The National Survey on Drug Use and Health, conducted by SAMHSA since 2002, reveals that the addiction rate for persons over age 18 has been essentially stable at less than 1 percent since the year the survey began (see attached graph from SAMHSA). That finding is incompatible with the false narrative that doctors created a population of zombie‐like opioid addicts by overprescribing pain pills.
A study by researchers at Harvard and Johns Hopkins published in the BMJ in 2018 followed over half a million patients treated with opioids for acute postoperative pain from 2008–2016. The researchers found a total misuse rate of 0.6%
A study released this week in the Yale Law and Policy Review revealed that only 9 percent of non-medical opioid users in 2001 reported ever using OxyContin (made by Purdue Pharma) during their lifetime. It found that codeine, often mixed with soft drinks, was responsible for much of the spike in non-medical opioid use in the 1990s.
The CDC reports that at least 80 percent of overdose deaths are polydrug, i.e., they involve combinations of multiple drugs. Non‐medical users often combine opioids with stimulants like methamphetamine and cocaine, or tranquilizers such as Xanax or alcohol. The New York City Department of Health reported that 97 percent of overdose deaths were polydrug as early as 2015.
A 2019 study in North Carolina found at least three‐quarters of NC opioid‐related overdose deaths involved cocaine, meth, and alcohol.

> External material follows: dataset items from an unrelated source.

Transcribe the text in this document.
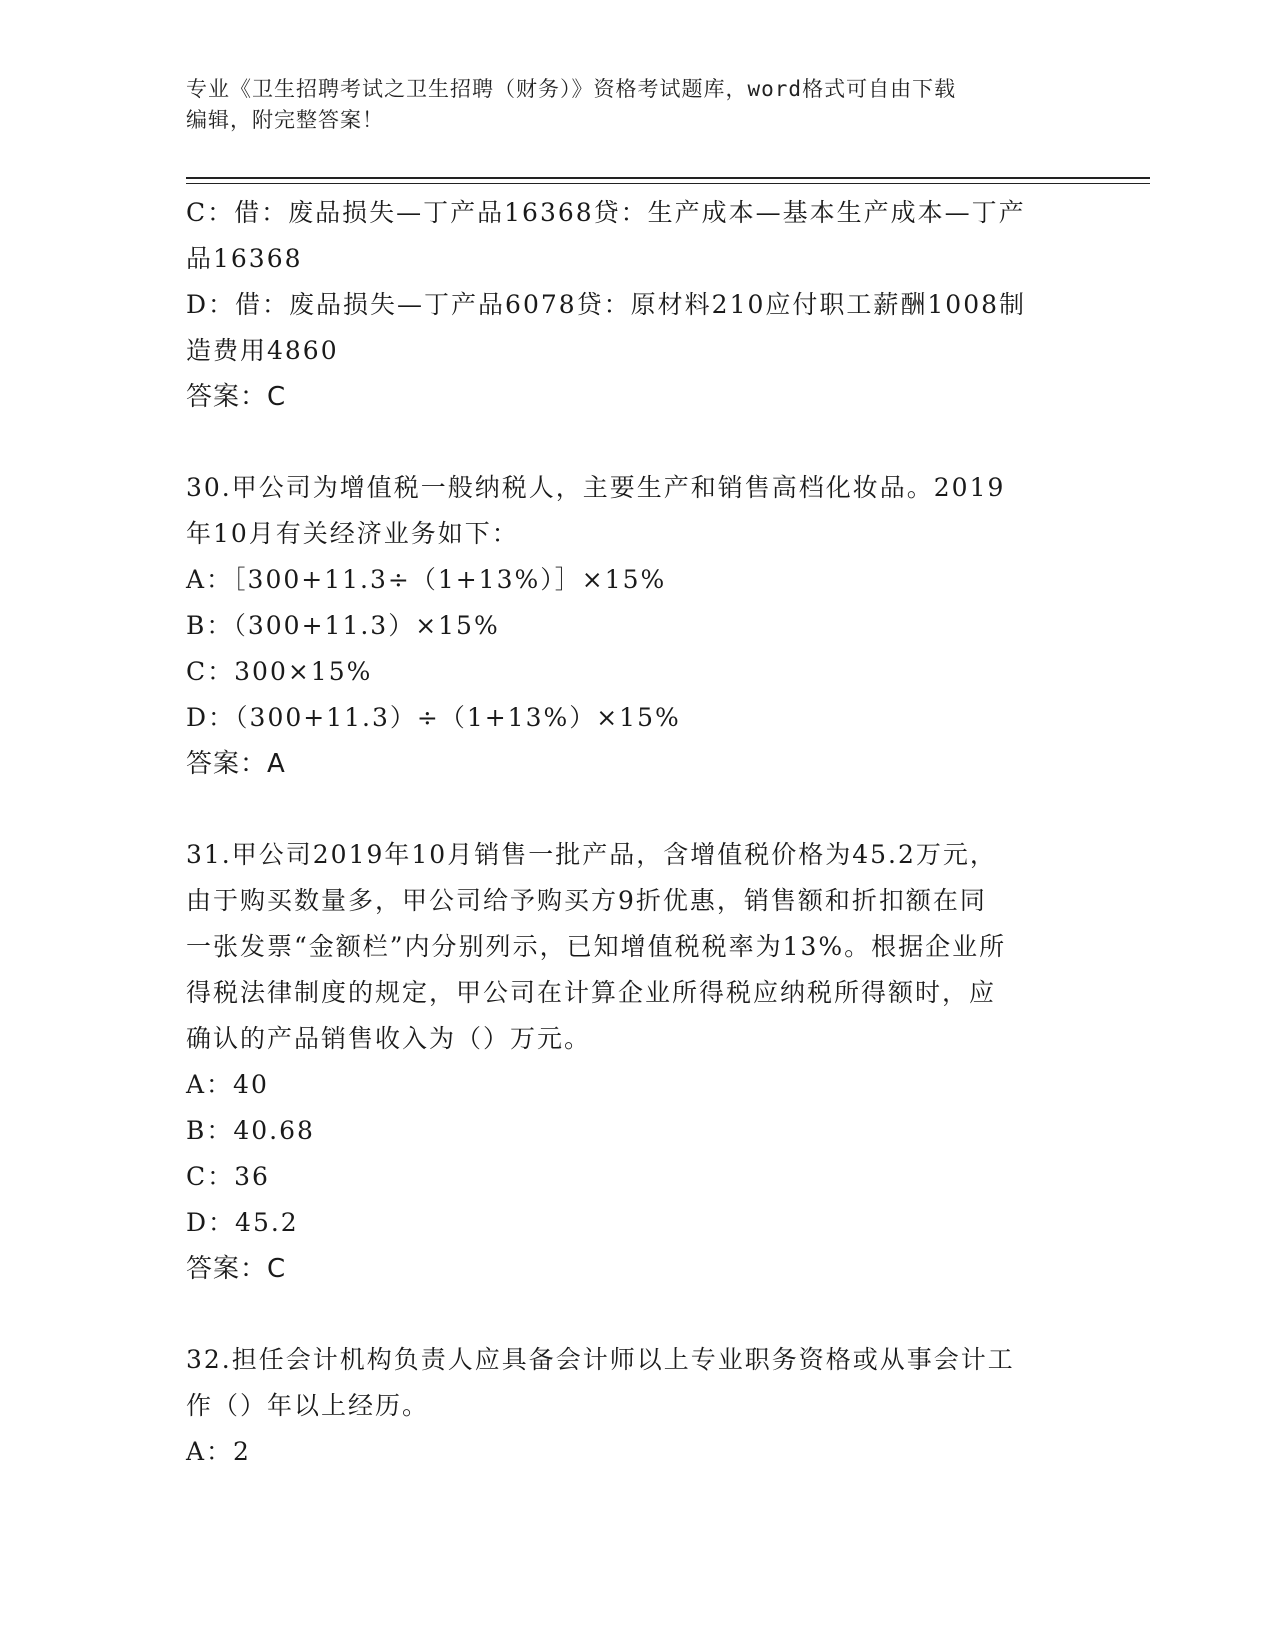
专业《卫生招聘考试之卫生招聘（财务）》资格考试题库，word格式可自由下载
编辑，附完整答案！
C：借：废品损失—丁产品16368贷：生产成本—基本生产成本—丁产
品16368
D：借：废品损失—丁产品6078贷：原材料210应付职工薪酬1008制
造费用4860
答案：C
30.甲公司为增值税一般纳税人，主要生产和销售高档化妆品。2019
年10月有关经济业务如下：
A：［300+11.3÷（1+13%）］×15%
B：（300+11.3）×15%
C：300×15%
D：（300+11.3）÷（1+13%）×15%
答案：A
31.甲公司2019年10月销售一批产品，含增值税价格为45.2万元，
由于购买数量多，甲公司给予购买方9折优惠，销售额和折扣额在同
一张发票“金额栏”内分别列示，已知增值税税率为13%。根据企业所
得税法律制度的规定，甲公司在计算企业所得税应纳税所得额时，应
确认的产品销售收入为（）万元。
A：40
B：40.68
C：36
D：45.2
答案：C
32.担任会计机构负责人应具备会计师以上专业职务资格或从事会计工
作（）年以上经历。
A：2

If the opioid overdose deaths were due to overprescribing opioids, the toxicology studies would only contain opioids. Doctors are not prescribing polydrug cocktails; we’re not recommending opioids plus cocaine plus meth plus alcohol to our patients. And why would dependence on opioids compel a person to use them with cocaine, meth, Xanax, and alcohol?

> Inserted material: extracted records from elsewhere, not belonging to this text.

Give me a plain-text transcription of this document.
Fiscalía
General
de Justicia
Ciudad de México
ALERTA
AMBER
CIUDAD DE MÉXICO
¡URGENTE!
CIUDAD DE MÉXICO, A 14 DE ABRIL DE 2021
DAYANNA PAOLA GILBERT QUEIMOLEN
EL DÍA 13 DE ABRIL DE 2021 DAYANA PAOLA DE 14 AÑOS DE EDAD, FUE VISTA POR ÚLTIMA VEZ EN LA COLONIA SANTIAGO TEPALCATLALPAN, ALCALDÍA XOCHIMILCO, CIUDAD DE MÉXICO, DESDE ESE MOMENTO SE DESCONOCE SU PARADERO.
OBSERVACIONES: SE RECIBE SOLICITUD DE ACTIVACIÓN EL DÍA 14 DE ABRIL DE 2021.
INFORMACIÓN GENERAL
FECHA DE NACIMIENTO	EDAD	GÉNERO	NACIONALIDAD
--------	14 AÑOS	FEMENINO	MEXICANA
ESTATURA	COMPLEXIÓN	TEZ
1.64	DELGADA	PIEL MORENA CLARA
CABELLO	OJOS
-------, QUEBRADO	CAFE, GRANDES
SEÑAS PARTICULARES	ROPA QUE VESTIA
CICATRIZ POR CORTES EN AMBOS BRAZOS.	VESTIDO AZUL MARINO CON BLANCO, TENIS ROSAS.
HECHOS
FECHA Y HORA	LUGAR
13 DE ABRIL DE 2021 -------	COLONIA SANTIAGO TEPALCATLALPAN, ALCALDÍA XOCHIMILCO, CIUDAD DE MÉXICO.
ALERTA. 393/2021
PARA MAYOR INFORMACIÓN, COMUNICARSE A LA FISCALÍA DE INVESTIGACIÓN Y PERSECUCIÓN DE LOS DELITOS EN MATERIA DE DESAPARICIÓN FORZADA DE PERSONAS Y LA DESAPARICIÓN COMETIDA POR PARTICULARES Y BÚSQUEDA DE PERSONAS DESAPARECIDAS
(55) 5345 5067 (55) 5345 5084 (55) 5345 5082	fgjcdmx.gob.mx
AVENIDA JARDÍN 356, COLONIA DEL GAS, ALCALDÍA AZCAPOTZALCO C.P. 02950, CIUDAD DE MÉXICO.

Senator Collins and her congressional colleagues should drop their obsession with doctors treating pain patients and acknowledge that the overdose crisis has always resulted from drug prohibition and the inevitable black market that results, filled with dangerous and increasingly potent products. Ideally, they should end America’s longest war—the war on drugs. Short of that, they should at a minimum, shift their focus away from doctors and patients and toward meaningful harm reduction. A chapter in the 9th edition of the Cato Handbook for Policymakers points the way.
By continuing to focus on doctors and patients, Senator Collins and her colleagues are still fighting the last war and against the wrong targets.